Récit de Molly Melching, directrice générale de Tostan
Du 3 au 6 avril 2011, 40 responsables des droits de l’homme, chefs religieux et universitaires se sont réunis au Carter Center à Atlanta, en Géorgie, pour discuter des principaux défis auxquels sont confrontés les militants des droits de l’homme et des moyens de collaborer avec les institutions religieuses, traditionnelles et gouvernementales afin de faire progresser la protection de ces droits. Molly Melching, Birima Fall, Mohamed Cherif Diop, Demba Diawara et Oureye Sall, de Tostan, ont été invités par le président Carter à participer à cet important forum et à présenter le travail de Tostan en Afrique.
« L’idée est née d’un discoursque le président Carter a prononcé devant le Parlement des religions du monde en 2009, dans lequel il a mis au défi les croyants et les chefs religieux de se mobiliser et de défendre les droits des femmes », a déclaré Karin Ryan, directrice du programme des droits de l’homme du Carter Center. « Nous espérons créer un dialogue entre les groupes qui considèrent la dignité humaine comme un principe fondamental. »
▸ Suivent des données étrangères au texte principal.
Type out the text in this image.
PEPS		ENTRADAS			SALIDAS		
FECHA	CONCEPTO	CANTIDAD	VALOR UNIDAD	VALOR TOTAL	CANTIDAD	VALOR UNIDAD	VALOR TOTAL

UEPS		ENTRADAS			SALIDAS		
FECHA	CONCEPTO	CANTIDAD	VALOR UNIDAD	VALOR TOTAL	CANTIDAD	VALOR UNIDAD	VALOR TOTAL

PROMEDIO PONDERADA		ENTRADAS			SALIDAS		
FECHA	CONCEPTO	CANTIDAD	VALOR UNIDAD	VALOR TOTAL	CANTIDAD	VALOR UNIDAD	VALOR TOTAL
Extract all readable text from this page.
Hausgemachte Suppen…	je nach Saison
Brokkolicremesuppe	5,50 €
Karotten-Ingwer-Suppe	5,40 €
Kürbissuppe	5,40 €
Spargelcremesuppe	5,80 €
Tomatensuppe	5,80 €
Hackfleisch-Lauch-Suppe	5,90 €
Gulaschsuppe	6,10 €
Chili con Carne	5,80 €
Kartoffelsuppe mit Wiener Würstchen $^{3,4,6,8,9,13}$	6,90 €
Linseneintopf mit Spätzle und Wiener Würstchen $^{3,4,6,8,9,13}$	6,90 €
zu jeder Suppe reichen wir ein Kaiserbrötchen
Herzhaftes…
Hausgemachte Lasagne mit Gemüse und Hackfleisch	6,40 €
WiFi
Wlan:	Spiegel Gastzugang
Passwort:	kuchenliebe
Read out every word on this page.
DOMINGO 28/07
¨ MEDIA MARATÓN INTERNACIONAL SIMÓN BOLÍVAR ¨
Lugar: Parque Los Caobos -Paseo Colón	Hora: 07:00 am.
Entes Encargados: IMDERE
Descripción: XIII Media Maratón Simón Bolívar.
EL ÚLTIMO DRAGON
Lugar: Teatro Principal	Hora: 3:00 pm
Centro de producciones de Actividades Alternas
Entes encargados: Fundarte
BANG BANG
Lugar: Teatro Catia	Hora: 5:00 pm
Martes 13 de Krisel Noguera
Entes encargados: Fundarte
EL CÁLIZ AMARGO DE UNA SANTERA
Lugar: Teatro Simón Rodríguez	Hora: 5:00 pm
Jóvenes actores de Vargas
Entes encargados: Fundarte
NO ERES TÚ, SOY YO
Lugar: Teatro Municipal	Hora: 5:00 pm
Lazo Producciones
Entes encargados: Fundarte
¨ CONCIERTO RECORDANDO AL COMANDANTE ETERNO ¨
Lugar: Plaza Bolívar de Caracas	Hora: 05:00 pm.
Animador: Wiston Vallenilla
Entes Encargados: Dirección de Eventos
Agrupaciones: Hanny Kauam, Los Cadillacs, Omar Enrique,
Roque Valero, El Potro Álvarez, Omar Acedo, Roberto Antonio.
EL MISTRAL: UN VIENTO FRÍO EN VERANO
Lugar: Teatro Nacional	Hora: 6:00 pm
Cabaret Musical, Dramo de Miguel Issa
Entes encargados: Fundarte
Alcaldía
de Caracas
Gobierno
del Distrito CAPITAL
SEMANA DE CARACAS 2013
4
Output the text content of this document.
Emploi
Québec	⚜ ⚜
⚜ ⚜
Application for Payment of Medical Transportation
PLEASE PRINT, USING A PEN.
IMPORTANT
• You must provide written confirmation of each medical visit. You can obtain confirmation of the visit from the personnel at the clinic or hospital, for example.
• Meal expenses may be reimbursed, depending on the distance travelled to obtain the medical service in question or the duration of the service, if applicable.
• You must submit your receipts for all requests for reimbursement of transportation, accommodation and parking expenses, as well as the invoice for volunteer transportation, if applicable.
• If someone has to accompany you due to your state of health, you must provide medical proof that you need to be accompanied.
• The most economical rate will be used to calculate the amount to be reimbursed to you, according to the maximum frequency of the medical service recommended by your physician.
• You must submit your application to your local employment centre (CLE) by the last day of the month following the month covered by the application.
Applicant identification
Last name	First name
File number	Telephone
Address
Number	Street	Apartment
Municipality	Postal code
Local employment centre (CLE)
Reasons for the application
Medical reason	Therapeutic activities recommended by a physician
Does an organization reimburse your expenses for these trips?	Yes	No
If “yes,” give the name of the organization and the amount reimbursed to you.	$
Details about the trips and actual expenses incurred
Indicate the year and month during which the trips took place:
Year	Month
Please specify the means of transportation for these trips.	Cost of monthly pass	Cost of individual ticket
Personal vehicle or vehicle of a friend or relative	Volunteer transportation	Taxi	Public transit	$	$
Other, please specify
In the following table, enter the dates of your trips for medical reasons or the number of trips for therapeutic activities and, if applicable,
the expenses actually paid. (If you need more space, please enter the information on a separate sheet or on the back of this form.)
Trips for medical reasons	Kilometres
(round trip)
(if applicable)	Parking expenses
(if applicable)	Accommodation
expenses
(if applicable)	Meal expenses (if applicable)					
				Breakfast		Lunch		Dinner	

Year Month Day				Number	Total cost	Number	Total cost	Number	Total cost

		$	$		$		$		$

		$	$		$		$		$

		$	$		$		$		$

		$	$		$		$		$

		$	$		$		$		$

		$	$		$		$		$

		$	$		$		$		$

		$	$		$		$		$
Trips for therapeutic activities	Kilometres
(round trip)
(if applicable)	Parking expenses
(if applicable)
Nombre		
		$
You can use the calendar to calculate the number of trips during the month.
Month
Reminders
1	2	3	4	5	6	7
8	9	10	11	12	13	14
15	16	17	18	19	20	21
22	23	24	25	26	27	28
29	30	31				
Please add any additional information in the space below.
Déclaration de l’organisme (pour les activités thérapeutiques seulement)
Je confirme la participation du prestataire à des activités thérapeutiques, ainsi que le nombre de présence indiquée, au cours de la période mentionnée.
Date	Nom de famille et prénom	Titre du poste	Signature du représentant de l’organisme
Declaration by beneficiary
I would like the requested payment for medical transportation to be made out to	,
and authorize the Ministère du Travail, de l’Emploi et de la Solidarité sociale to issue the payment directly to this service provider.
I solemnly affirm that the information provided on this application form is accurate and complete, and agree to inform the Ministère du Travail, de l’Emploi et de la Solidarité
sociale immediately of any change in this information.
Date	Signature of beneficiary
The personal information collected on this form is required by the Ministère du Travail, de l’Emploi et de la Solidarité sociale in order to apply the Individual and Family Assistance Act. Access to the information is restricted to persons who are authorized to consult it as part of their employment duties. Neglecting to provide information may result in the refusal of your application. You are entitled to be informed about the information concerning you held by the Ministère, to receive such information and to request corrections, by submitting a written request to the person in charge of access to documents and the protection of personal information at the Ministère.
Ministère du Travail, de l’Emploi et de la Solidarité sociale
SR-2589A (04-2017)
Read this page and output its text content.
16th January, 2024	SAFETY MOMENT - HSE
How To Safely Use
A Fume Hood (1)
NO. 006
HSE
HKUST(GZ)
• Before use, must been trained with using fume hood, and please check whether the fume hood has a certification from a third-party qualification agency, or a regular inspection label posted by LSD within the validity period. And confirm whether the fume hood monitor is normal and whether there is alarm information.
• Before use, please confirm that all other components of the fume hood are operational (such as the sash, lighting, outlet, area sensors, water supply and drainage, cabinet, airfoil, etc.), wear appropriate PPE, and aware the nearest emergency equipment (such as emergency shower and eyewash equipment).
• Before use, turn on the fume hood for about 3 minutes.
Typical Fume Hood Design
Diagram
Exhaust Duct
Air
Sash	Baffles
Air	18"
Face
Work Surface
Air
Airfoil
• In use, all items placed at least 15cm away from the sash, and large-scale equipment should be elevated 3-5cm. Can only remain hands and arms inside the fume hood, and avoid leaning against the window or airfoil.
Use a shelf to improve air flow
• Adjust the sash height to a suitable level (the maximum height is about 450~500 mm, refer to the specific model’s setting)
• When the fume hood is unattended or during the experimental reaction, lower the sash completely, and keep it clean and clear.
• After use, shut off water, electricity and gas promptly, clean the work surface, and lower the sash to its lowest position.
Molly Melching, directrice exécutive de Tostan, a fait la présentation d’ouverture le 3 avril sur l’importance de comprendre les normes sociales, morales et juridiques pour une transformation sociale positive. Cette présentation a été suivie d’une discussion en petits groupes permettant aux participants d’échanger sur leurs propres bonnes pratiques, leurs défis et les moyens de collaborer pour renforcer les actions futures. Mohamed Cherif Diop, responsable du programme de protection de l’enfance chez Tostan, a fait l’exposé de l’après-midi sur les stratégies efficaces visant à encourager les chefs religieux à participer pleinement aux mouvements en faveur des droits de l’homme, en particulier ceux des femmes et des enfants. Son exposé a également été suivi de discussions en petits groupes.
La conférence officielle, à laquelle ont participé l’ancien président américain Jimmy Carter et la Haut-Commissaire des Nations Unies aux droits de l’homme, Navi Pillay, s’est tenue les 5 et 6 avril. Lors de la séance d’ouverture, après les discours de Jimmy Carter et de Navi Pillay, Oureye Sall a expliqué comment l’éducation aux droits de l’homme l’avait aidée, elle et sa communauté, à apporter des changements importants pour améliorer la santé et le bien-être des femmes et des filles. Elle a expliqué qu’elle s’était mariée très jeune et qu’elle pratiquait l’excision jusqu’à ce qu’elle suive le programme Tostan à l’âge de 50 ans. Oureye a évoqué le mouvement populaire visant à mettre fin aux mutilations génitales féminineset aux mariages précoces ou forcésau Sénégal, mais a également souligné les nombreux avantages de l’éducation de base dans les langues nationales pour améliorer la santé, la gouvernance, la croissance économique et la participation des femmes.
Les recommandations issues du forum comprenaient la promotion active de l'éducation aux droits humains, un leadership courageux, des solutions communautaires et la solidarité entre les hommes et les femmes pour parvenir à l'égalité.